Montana Code Annotated 2019

TITLE 35. CORPORATIONS, PARTNERSHIPS, AND ASSOCIATIONS

CHAPTER 1. BUSINESS CORPORATIONS

Part 14. Benefit Corporations

Termination -- Reorganization -- Other Actions Affecting Benefit Corporation

35-1-1408. (Temporary) Termination -- reorganization -- other actions affecting benefit corporation. (1) A benefit corporation may terminate its status as a benefit corporation and cease to be subject to this part by deleting from the benefit corporation's articles of incorporation the statement and identification of public benefits required under 35-1-1405. The amendment is effective only if the amendment is adopted by at least the minimum status vote. If the amendment is adopted, a shareholder of the corporation may require the corporation to purchase at fair market value the shares owned by the shareholder as provided for in 35-1-827.

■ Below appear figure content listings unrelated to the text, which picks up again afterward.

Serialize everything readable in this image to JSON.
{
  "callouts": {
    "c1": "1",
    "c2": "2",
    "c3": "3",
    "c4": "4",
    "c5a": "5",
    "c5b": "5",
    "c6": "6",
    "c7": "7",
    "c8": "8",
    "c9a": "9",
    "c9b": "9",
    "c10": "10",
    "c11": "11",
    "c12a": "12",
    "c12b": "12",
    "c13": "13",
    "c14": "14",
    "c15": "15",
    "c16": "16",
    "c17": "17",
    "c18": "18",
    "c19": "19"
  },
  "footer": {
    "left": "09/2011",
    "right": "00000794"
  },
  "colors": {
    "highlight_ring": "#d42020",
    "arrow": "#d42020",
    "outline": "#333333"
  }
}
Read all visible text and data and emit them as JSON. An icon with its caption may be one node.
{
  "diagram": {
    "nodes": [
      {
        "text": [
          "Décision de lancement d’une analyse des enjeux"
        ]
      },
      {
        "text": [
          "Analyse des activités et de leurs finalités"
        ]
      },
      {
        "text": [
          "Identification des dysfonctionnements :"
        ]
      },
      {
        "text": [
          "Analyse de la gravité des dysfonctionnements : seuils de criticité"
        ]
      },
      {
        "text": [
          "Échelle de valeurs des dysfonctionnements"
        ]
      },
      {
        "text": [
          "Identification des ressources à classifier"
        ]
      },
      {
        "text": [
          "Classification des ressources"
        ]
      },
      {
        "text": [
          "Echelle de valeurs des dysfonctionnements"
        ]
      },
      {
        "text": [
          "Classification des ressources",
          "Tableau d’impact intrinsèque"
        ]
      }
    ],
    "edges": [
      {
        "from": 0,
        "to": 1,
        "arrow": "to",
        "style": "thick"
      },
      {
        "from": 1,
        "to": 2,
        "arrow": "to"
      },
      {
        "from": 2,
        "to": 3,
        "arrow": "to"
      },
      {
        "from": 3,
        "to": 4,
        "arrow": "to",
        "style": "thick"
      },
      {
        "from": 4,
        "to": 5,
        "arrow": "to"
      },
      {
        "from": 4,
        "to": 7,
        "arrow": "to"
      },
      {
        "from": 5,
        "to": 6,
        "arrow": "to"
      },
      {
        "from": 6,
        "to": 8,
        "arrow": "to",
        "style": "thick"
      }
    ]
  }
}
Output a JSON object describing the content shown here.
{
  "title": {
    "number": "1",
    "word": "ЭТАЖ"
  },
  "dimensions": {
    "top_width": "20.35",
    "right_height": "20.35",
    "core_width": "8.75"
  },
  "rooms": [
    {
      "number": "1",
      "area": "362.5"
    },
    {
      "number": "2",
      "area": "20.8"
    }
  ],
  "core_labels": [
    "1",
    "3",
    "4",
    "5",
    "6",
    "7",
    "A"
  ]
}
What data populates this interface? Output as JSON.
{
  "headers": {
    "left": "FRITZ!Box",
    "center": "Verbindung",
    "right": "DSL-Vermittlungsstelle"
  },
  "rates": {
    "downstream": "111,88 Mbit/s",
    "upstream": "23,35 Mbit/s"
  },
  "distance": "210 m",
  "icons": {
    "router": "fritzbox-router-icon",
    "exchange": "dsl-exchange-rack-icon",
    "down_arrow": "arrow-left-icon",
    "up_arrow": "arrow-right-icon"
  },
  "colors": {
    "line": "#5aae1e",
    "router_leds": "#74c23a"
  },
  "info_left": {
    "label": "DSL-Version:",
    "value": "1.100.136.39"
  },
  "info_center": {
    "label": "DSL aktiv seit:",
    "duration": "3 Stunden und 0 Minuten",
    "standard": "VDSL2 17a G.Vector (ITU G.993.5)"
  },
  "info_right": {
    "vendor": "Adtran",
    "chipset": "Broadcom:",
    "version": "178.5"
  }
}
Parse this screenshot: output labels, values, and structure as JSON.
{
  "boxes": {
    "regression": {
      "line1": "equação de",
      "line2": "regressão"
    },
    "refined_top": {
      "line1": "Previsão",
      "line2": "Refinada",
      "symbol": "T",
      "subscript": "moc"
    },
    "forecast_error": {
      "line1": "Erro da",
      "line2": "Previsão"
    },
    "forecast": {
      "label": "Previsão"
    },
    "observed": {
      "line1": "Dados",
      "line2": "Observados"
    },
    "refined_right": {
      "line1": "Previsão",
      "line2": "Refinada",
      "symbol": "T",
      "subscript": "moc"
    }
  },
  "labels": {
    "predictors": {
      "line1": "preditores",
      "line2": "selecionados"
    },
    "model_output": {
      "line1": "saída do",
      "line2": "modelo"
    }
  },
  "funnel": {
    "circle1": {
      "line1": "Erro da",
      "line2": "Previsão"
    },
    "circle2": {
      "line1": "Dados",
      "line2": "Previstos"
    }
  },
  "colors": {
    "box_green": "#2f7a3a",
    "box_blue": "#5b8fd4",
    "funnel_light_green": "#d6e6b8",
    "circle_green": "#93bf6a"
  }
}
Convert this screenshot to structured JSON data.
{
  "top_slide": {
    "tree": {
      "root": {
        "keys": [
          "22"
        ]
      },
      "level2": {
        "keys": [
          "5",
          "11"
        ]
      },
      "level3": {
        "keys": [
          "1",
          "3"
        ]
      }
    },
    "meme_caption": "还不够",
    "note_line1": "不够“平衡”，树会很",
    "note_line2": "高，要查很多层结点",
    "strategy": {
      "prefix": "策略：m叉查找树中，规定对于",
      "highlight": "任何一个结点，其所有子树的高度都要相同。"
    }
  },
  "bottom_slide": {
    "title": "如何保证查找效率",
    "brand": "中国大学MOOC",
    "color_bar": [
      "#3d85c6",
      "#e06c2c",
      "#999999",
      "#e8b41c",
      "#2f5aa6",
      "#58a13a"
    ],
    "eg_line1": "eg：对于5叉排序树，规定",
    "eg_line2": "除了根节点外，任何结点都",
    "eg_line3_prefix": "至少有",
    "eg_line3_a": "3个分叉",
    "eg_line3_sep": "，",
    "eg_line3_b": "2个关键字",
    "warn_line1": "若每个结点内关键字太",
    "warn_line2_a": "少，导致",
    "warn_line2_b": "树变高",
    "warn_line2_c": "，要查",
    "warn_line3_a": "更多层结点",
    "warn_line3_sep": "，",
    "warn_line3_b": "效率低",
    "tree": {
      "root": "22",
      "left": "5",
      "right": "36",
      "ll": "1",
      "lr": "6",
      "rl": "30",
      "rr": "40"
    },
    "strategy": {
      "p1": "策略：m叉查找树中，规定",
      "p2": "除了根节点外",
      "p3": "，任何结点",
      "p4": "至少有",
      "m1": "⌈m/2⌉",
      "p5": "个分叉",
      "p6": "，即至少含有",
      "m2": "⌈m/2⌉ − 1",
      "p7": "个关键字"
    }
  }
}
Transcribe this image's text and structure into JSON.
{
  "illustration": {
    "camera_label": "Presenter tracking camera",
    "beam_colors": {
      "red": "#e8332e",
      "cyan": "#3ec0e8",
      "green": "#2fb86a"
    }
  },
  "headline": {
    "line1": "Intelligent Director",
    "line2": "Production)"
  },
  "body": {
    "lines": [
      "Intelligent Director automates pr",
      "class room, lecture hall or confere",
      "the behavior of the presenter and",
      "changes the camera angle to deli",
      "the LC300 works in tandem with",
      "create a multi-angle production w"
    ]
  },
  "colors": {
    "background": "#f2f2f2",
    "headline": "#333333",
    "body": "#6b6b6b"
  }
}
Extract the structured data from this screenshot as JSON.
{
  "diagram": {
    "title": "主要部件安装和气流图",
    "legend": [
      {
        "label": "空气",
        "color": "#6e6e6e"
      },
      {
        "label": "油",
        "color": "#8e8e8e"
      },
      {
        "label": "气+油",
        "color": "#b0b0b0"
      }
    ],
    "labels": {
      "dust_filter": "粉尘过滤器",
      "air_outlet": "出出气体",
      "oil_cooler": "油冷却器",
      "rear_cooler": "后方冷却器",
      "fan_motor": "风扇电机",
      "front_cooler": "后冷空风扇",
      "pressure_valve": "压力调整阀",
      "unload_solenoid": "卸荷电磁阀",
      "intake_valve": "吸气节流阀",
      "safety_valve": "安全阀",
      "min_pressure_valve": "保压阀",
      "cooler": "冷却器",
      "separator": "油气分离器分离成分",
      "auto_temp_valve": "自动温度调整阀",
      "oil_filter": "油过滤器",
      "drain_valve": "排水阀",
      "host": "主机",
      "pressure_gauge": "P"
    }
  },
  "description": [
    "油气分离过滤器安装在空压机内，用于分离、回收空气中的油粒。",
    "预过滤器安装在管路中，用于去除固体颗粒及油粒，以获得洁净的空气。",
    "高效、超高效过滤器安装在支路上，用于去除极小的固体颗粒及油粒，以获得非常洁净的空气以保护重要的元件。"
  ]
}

(2) If a reorganization of a benefit corporation would terminate the status of the corporation as a benefit corporation, the reorganization is effective only if the reorganization is approved by at least the minimum status vote.

(3) If a benefit corporation is the converting corporation in a conversion, the conversion is effective only if the conversion is approved by at least the minimum status vote.

(4) A sale, lease, conveyance, exchange, transfer, or other disposition of all or substantially all of the assets of a benefit corporation, unless the transaction is in the usual and ordinary course of business of the benefit corporation, is effective only if the transaction is approved by at least the minimum status vote. If a transaction described in this subsection is not in the usual and ordinary course of business and is approved, a shareholder of the corporation may require the corporation to purchase at fair market value the shares owned by the shareholder as provided in 35-1-827.

35-1-1408. (Effective June 1, 2020) Termination -- reorganization -- other actions affecting benefit corporation. (1) A benefit corporation may terminate its status as a benefit corporation and cease to be subject to this part by deleting from the benefit corporation's articles of incorporation the statement and identification of public benefits required under 35-1-1405. The amendment is effective only if the amendment is adopted by at least the minimum status vote. If the amendment is adopted, a shareholder of the corporation may require the corporation to purchase at fair market value the shares owned by the shareholder as provided for in 35-14-1302.

(2) If a reorganization of a benefit corporation would terminate the status of the corporation as a benefit corporation, the reorganization is effective only if the reorganization is approved by at least the minimum status vote.

(3) If a benefit corporation is the converting corporation in a conversion, the conversion is effective only if the conversion is approved by at least the minimum status vote.

(4) A sale, lease, conveyance, exchange, transfer, or other disposition of all or substantially all of the assets of a benefit corporation, unless the transaction is in the usual and ordinary course of business of the benefit corporation, is effective only if the transaction is approved by at least the minimum status vote. If a transaction described in this subsection is not in the usual and ordinary course of business and is approved, a shareholder of the corporation may require the corporation to purchase at fair market value the shares owned by the shareholder as provided in 35-14-1302.

History: En. Sec. 8, Ch. 306, L. 2015; amd. Sec. 243, Ch. 271, L. 2019.